Chapitre 3


Il avance lentement, faisant craquer le plancher sous ses pas, soulevant d'épais nuages de poussière. On dirait une maison abandonnée, délaissée depuis des années. Peut être est-ce la fenêtre brisée qui donne cette impression. Ou alors les débris de bois un peut partout.

C'est le paradis de la débauche. C'est tellement malsain, rien que de remettre ses pieds en cet endroit Jungkook sent ses poils se hérisser sur ses bras. Son regard se pose sur la table du salon, jonchée de nombreuses bouteilles vides. Il y a du sang sur un des coins, son sang.

Ses yeux parcourent l'espace délabré dans lequel il a grandit, dépérit.
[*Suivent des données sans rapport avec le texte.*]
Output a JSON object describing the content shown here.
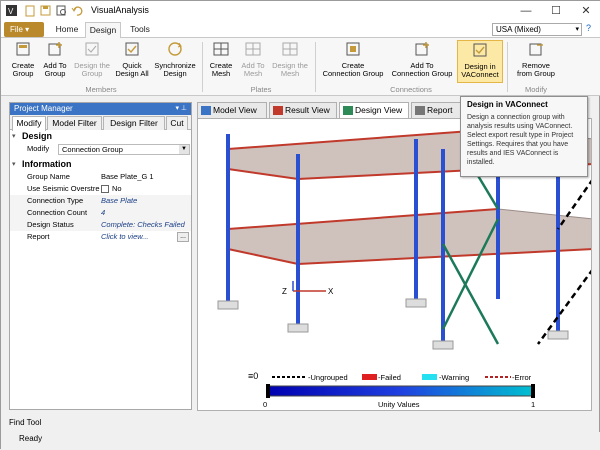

C'est le calme avant la tempête. Comme ces nombreux soirs où son père s'alcoolisait au point d'en oublier qui il était. Il grimpe les marches une à une, grimaçant à cause de ses genoux maltraités qui ne se sont toujours pas remis de sa chute. Devant la chambre de ses géniteurs,il fait noir, une terreur sourde lui broie le ventre. Jungkook continue, et s'arrête devant la chambre qui était celle de sa sœur.

Une douloureuse sensation remplace la peur. Pourtant, il entre.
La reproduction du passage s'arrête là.